A Review of Simone Weil: Attention to the Real

978-0-268-02373-7-frontcover

Mark Shiffman reviews Robert Chenavier's Simone Weil: Attention to the Real, in Notre Dame Philosophical Reviews:

Robert Chenavier's comprehensive and judicious précis of Simone Weil's thought is the fruit of years as a student and editor of Weil's oeuvre, as president of the French Weil Society and editor of the journal devoted entirely to her thought. A testimony to the very loving attention that is its theme, Attention to the Real is, by the same token, an almost entirely uncritical intellectual and spiritual hagiography — but one that is sufficiently lucid to provide the critical reader with the outlines of Weil's thought required for fruitful engagement.

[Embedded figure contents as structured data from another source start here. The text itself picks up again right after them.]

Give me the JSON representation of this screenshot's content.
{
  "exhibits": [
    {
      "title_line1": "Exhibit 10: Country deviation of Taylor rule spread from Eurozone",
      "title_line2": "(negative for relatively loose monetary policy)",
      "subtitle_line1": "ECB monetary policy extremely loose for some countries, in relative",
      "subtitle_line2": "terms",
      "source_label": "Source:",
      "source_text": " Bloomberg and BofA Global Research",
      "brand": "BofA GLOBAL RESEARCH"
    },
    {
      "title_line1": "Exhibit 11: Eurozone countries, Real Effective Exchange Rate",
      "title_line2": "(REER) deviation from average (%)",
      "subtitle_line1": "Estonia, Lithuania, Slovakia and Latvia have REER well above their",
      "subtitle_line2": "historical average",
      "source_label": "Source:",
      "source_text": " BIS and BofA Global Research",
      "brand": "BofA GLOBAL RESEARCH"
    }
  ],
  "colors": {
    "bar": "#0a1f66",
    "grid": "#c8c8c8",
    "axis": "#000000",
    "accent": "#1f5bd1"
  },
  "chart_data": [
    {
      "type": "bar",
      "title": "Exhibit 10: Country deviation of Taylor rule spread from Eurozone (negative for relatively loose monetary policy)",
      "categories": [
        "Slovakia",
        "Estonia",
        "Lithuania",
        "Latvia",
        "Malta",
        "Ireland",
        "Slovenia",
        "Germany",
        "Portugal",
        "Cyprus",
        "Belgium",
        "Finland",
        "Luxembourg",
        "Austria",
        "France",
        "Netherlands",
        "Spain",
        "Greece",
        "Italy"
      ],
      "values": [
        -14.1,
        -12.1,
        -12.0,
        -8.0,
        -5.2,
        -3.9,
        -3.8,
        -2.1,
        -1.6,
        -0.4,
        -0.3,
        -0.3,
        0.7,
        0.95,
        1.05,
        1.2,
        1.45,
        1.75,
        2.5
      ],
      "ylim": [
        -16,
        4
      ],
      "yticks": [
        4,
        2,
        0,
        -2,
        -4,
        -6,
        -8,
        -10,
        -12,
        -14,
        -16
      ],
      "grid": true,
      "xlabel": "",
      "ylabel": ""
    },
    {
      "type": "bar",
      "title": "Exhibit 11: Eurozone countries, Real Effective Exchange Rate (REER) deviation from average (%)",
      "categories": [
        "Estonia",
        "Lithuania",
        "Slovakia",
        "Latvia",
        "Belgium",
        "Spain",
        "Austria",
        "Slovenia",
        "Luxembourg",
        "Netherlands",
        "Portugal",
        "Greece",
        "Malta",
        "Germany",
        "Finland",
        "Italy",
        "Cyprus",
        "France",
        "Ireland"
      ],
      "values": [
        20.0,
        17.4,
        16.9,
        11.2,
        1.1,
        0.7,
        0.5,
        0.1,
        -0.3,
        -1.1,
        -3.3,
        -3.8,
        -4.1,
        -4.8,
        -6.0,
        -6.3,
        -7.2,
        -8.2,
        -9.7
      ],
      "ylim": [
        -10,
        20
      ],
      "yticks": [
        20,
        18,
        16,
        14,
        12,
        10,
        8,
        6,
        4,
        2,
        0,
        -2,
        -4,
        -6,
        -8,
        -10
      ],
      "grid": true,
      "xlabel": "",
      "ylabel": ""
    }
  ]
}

The introduction identifies and situates Weil's central philosophical objective: “to reduce the opposition between a Plato whose theory of knowledge would have integrated the domain of work and a Marx who would have developed the most precious elements of his materialism by preserving the reality of the supernatural.” For Weil, work, as an engagement of the body and soul with the necessities and limits of matter, plays a crucial role in bringing us to a truthful encounter with the real. It is one dimension of an orientation toward encountering the real on all its levels, including that which surpasses our grasp while it draws us to itself: the supernatural. This sketch provides the itinerary for the subsequent chapters: (1) an overview of Weil's life, emphasizing her engagements with reality on its different levels; (2) an examination of her early philosophical studies and efforts to assess the real possibilities for labor reform; (3) the terms of Weil's attempt to surpass Marxist thought “from within”; (4) Weil's religious awakening and its consequences for her understanding of the ultimate reality that must be the reference point of a genuine humanism; (5) the various paths by which we must open our lives to this ultimate reality.

Weil's early engagement with the labor movement and socialist groups impels her in 1932 (at the age of 23) to travel to Germany to see for herself what the realities on the ground presage for the dreams of a workers' revolution. The vitriolic reaction of French socialists to her sober and pessimistic assessment, and subsequently to her honest, lucid critique of the Soviet government, reveals how determined the leaders of the labor movement are to remain wrapped in illusion. To gain the clarity they lack about the real challenges to reform, she goes to work in a factory, where she learns that the very character of the labor demanded is dehumanizing and deadening.